It was such a lovely beautiful day, and I met my friend at the square at 3:30, when I got off the bus. I love how I can make her laugh! Even with little things. That's such a gift, being able to make someone laugh. We laughed about the really bad singer who sounded like he was on drugs hanging around the bus stop. Someone near me was like "God, I hope he doesn't get on this bus." We commented on how many people were around and what a beautiful day it was. Around 75, sunny, a breeze, no humidity. Warm in the sun, perfect in the shade.
We walked towards the hot dog stand, and sat for about 20 minutes listening to C talking about music. D gives the obligatory pun/found something to make fun of; he never fails to get a laugh out of me. Today, he had little cards printed up making fun of LePage, and at the very bottom it said "I should have shot it when I saw it at Marden's," a reference to the old theme song. While I don't condone violence, it made me laugh. Satisfied that I had gotten my weekly dose of D's humor, I sat back down again with Amber, bought a water from Mark, and then we decided to continue on our journey through New England's most beautiful city.
We walked down Exchange and said hello to Anna selling her pictures, and encountered our first street vendor at the bottom of Exchange on Commerical.
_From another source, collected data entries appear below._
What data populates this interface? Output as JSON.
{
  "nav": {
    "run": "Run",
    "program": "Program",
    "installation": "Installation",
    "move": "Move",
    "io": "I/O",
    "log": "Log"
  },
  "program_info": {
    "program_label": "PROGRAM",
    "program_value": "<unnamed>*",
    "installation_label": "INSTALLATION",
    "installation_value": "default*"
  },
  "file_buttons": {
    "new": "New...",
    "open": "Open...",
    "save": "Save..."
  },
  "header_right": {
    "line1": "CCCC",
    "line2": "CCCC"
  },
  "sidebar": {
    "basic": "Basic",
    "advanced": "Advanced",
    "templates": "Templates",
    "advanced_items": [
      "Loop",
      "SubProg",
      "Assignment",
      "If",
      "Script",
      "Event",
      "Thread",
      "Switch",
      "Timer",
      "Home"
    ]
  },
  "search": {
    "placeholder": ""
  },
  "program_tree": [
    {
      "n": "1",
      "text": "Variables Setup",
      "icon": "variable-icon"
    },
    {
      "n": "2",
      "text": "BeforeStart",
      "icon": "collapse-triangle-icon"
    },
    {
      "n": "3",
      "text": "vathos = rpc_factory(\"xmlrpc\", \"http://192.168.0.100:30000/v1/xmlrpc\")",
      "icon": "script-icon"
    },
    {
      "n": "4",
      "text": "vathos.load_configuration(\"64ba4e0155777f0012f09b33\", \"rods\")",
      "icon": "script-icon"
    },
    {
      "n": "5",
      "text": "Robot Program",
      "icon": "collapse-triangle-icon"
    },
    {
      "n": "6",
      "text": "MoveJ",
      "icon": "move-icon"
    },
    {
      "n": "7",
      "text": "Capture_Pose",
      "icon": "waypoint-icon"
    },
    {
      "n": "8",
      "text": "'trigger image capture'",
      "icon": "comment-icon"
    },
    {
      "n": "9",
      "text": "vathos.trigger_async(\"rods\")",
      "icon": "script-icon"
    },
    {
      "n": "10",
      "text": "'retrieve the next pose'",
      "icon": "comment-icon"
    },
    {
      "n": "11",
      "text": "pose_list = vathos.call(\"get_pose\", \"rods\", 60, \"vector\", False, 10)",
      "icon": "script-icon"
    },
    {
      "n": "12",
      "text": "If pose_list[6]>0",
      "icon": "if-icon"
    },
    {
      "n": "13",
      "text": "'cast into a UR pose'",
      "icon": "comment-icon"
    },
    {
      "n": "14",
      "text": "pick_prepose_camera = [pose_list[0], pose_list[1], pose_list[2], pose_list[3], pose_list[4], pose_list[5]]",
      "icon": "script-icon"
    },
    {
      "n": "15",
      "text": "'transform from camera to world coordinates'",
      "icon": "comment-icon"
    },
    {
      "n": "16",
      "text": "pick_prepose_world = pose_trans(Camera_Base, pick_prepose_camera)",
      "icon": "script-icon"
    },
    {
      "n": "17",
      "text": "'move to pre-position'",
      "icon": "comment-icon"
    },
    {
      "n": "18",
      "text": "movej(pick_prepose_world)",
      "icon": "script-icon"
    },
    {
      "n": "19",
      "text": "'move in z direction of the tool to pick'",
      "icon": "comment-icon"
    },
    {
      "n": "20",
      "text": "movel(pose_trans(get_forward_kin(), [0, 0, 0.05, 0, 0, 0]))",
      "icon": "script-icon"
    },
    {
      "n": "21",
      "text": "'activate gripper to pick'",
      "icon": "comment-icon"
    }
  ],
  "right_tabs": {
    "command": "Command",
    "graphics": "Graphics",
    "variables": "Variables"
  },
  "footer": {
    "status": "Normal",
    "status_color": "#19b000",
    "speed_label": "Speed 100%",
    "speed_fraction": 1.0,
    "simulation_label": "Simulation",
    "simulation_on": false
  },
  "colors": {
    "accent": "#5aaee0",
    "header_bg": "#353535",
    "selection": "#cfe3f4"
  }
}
Our goal is to go see the cruise ship that is docking in Portland for the day, and whatever street vendors are left selling to the tourists.
Four street vendors are left out of the probably hundred that were there earlier. Lovely, connected, and spontaneous conversations occur with all of them. With one friendly guy I've seen many times before, I sympathize with his long hours and compliment his wares. One recognizes me from my synagogue, I don't know him but that was cool. One tells me how all the passengers today were British and had disabilities, very interesting. I get to hear the accent of one very British woman who comes back to pick up the magnets she forgot. I adore accents, but I can barely understand this one! Oh, what fun, I wish I could hear more. I whisper in my friend's ear "That's so cool!" We glance at the cruise ship when we finally reach our destination and make the long trek back. The breeze and sunshine play with my hair and feel good on my skin. I feel satisfied. I have a meeting that occurs on a bench by the hot dog stand. I then head to the library, spend a half hour peacefully lost in my thoughts, and get the bus home. I end up singing to the songs on my mp3 player as I wait for the bus, something I always enjoy but can never do on demand - it always has to come when the mood strikes me. "She's just singing to the scarecrow,
Trying to let the whole world know how wonderful it feels,To be here on this South Kentucky Farm
Singing to the scarecrow."
When I have days like this, and write things like this, it reminds me that I am part of a community, even though I can't go in many buildings. And I wonder how it differs from the way other people feel or don't feel part of their communities, I wonder if I have more than others and don't realize it, or less, or the same in different ways. I wonder if all of the begging I do for more would be quieted if I had a different way to perceive what I have.